There are two ways of reacting to this argument. On the one side, you can treat it as an accusation that liberals are “to blame” for Lieberman’s lurch to the right. The altogether more sensible way to take it is that the campaign to unseat Lieberman by supporting Ned Lamont had the foreseeable consequence of pushing Lieberman to the right if he managed to win anyway. As Ezra argued, the primary forced Lieberman to find an electoral coalition that was far more right wing than the one he had previously assembled, and it’s natural that he’d be more responsive to that coalition after the election. But as Beinart suggests, politicians aren’t simply vote-seeking automatons.
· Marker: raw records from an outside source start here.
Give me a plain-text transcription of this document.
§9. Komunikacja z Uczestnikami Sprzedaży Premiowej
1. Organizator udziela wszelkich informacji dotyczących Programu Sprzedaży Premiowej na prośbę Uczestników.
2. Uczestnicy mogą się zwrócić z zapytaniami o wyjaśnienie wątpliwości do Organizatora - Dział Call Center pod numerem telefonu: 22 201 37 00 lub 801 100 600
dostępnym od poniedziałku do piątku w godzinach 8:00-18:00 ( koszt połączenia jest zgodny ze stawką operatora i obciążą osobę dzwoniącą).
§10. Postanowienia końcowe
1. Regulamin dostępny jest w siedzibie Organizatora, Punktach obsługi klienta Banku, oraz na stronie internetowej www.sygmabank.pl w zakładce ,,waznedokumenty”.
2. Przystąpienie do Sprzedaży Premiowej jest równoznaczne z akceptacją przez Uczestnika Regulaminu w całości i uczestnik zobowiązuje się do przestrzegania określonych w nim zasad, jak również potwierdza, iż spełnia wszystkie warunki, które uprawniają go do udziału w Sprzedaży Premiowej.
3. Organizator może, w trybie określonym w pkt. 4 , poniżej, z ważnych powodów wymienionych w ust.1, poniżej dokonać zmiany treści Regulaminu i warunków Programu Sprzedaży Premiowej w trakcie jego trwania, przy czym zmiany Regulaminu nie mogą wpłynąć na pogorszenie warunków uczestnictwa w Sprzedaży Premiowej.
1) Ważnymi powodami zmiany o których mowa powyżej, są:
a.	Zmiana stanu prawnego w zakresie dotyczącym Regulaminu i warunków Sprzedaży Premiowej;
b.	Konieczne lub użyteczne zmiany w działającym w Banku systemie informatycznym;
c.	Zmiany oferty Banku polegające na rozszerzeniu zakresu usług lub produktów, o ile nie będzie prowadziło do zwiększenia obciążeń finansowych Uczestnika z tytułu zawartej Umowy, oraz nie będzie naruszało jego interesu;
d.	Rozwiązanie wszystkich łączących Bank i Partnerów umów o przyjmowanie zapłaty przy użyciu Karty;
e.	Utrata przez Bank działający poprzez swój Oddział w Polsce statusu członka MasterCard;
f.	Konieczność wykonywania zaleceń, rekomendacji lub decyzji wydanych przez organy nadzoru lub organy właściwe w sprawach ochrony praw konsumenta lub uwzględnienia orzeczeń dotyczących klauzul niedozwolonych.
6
It’s not surprising that Lieberman reacted to harsh criticism with bitterness, and consequently with a shift farther to the right.
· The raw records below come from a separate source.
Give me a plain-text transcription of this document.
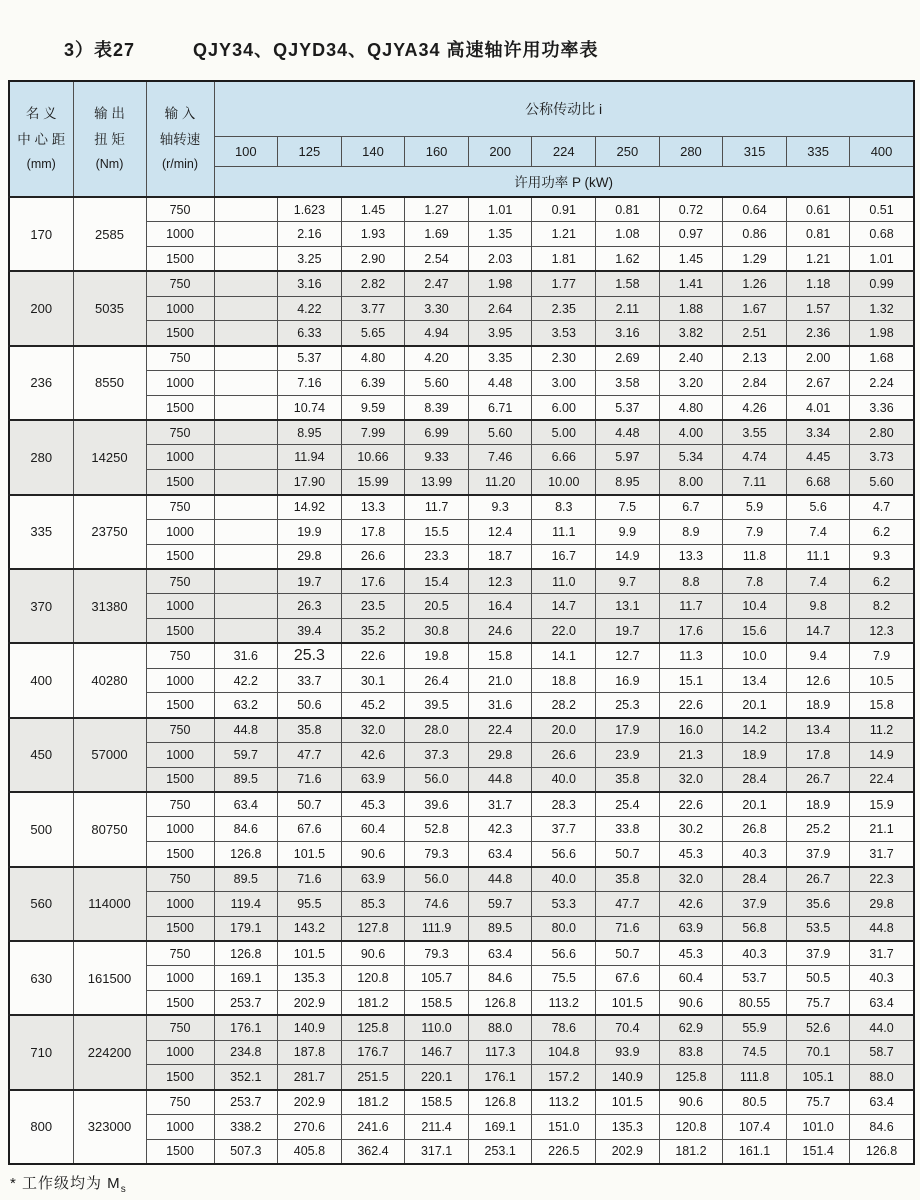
3）表27	QJY34、QJYD34、QJYA34 高速轴许用功率表
名 义
中 心 距
(mm)

输 出
扭 矩
(Nm)

输 入
轴转速
(r/min)
	公称传动比 i
			100	125	140	160	200	224	250	280	315	335	400
			许用功率 P (kW)										
170	2585	750		1.623	1.45	1.27	1.01	0.91	0.81	0.72	0.64	0.61	0.51
		1000		2.16	1.93	1.69	1.35	1.21	1.08	0.97	0.86	0.81	0.68
		1500		3.25	2.90	2.54	2.03	1.81	1.62	1.45	1.29	1.21	1.01
200	5035	750		3.16	2.82	2.47	1.98	1.77	1.58	1.41	1.26	1.18	0.99
		1000		4.22	3.77	3.30	2.64	2.35	2.11	1.88	1.67	1.57	1.32
		1500		6.33	5.65	4.94	3.95	3.53	3.16	3.82	2.51	2.36	1.98
236	8550	750		5.37	4.80	4.20	3.35	2.30	2.69	2.40	2.13	2.00	1.68
		1000		7.16	6.39	5.60	4.48	3.00	3.58	3.20	2.84	2.67	2.24
		1500		10.74	9.59	8.39	6.71	6.00	5.37	4.80	4.26	4.01	3.36
280	14250	750		8.95	7.99	6.99	5.60	5.00	4.48	4.00	3.55	3.34	2.80
		1000		11.94	10.66	9.33	7.46	6.66	5.97	5.34	4.74	4.45	3.73
		1500		17.90	15.99	13.99	11.20	10.00	8.95	8.00	7.11	6.68	5.60
335	23750	750		14.92	13.3	11.7	9.3	8.3	7.5	6.7	5.9	5.6	4.7
		1000		19.9	17.8	15.5	12.4	11.1	9.9	8.9	7.9	7.4	6.2
		1500		29.8	26.6	23.3	18.7	16.7	14.9	13.3	11.8	11.1	9.3
370	31380	750		19.7	17.6	15.4	12.3	11.0	9.7	8.8	7.8	7.4	6.2
		1000		26.3	23.5	20.5	16.4	14.7	13.1	11.7	10.4	9.8	8.2
		1500		39.4	35.2	30.8	24.6	22.0	19.7	17.6	15.6	14.7	12.3
400	40280	750	31.6	25.3	22.6	19.8	15.8	14.1	12.7	11.3	10.0	9.4	7.9
		1000	42.2	33.7	30.1	26.4	21.0	18.8	16.9	15.1	13.4	12.6	10.5
		1500	63.2	50.6	45.2	39.5	31.6	28.2	25.3	22.6	20.1	18.9	15.8
450	57000	750	44.8	35.8	32.0	28.0	22.4	20.0	17.9	16.0	14.2	13.4	11.2
		1000	59.7	47.7	42.6	37.3	29.8	26.6	23.9	21.3	18.9	17.8	14.9
		1500	89.5	71.6	63.9	56.0	44.8	40.0	35.8	32.0	28.4	26.7	22.4
500	80750	750	63.4	50.7	45.3	39.6	31.7	28.3	25.4	22.6	20.1	18.9	15.9
		1000	84.6	67.6	60.4	52.8	42.3	37.7	33.8	30.2	26.8	25.2	21.1
		1500	126.8	101.5	90.6	79.3	63.4	56.6	50.7	45.3	40.3	37.9	31.7
560	114000	750	89.5	71.6	63.9	56.0	44.8	40.0	35.8	32.0	28.4	26.7	22.3
		1000	119.4	95.5	85.3	74.6	59.7	53.3	47.7	42.6	37.9	35.6	29.8
		1500	179.1	143.2	127.8	111.9	89.5	80.0	71.6	63.9	56.8	53.5	44.8
630	161500	750	126.8	101.5	90.6	79.3	63.4	56.6	50.7	45.3	40.3	37.9	31.7
		1000	169.1	135.3	120.8	105.7	84.6	75.5	67.6	60.4	53.7	50.5	40.3
		1500	253.7	202.9	181.2	158.5	126.8	113.2	101.5	90.6	80.55	75.7	63.4
710	224200	750	176.1	140.9	125.8	110.0	88.0	78.6	70.4	62.9	55.9	52.6	44.0
		1000	234.8	187.8	176.7	146.7	117.3	104.8	93.9	83.8	74.5	70.1	58.7
		1500	352.1	281.7	251.5	220.1	176.1	157.2	140.9	125.8	111.8	105.1	88.0
800	323000	750	253.7	202.9	181.2	158.5	126.8	113.2	101.5	90.6	80.5	75.7	63.4
		1000	338.2	270.6	241.6	211.4	169.1	151.0	135.3	120.8	107.4	101.0	84.6
		1500	507.3	405.8	362.4	317.1	253.1	226.5	202.9	181.2	161.1	151.4	126.8
* 工作级均为 $M_s$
None of this means that supporting Ned Lamont was a bad idea. First, it was unlikely that both of the above conditions would hold. Had Lieberman won the primary, he might have been bitter but he would have been responsible to the same electoral coalition. Having lost the primary, it was unlikely that he was going to win the election, but unlikely things do happen in politics. Second, Ned Lamont would have made a much better, and much more progressive, Senator than even the pre-2006 Joe Lieberman.

The institutional failure, I think, was that the Democratic Party didn’t fully understand that it needed to put Joe Lieberman’s political career in the dirt in 2006. I think they believed that the choice was essentially between two Democrats, rather than between a Democrat and a guy who was going to be elected by Republicans and was going to loathe the party’s progressive base.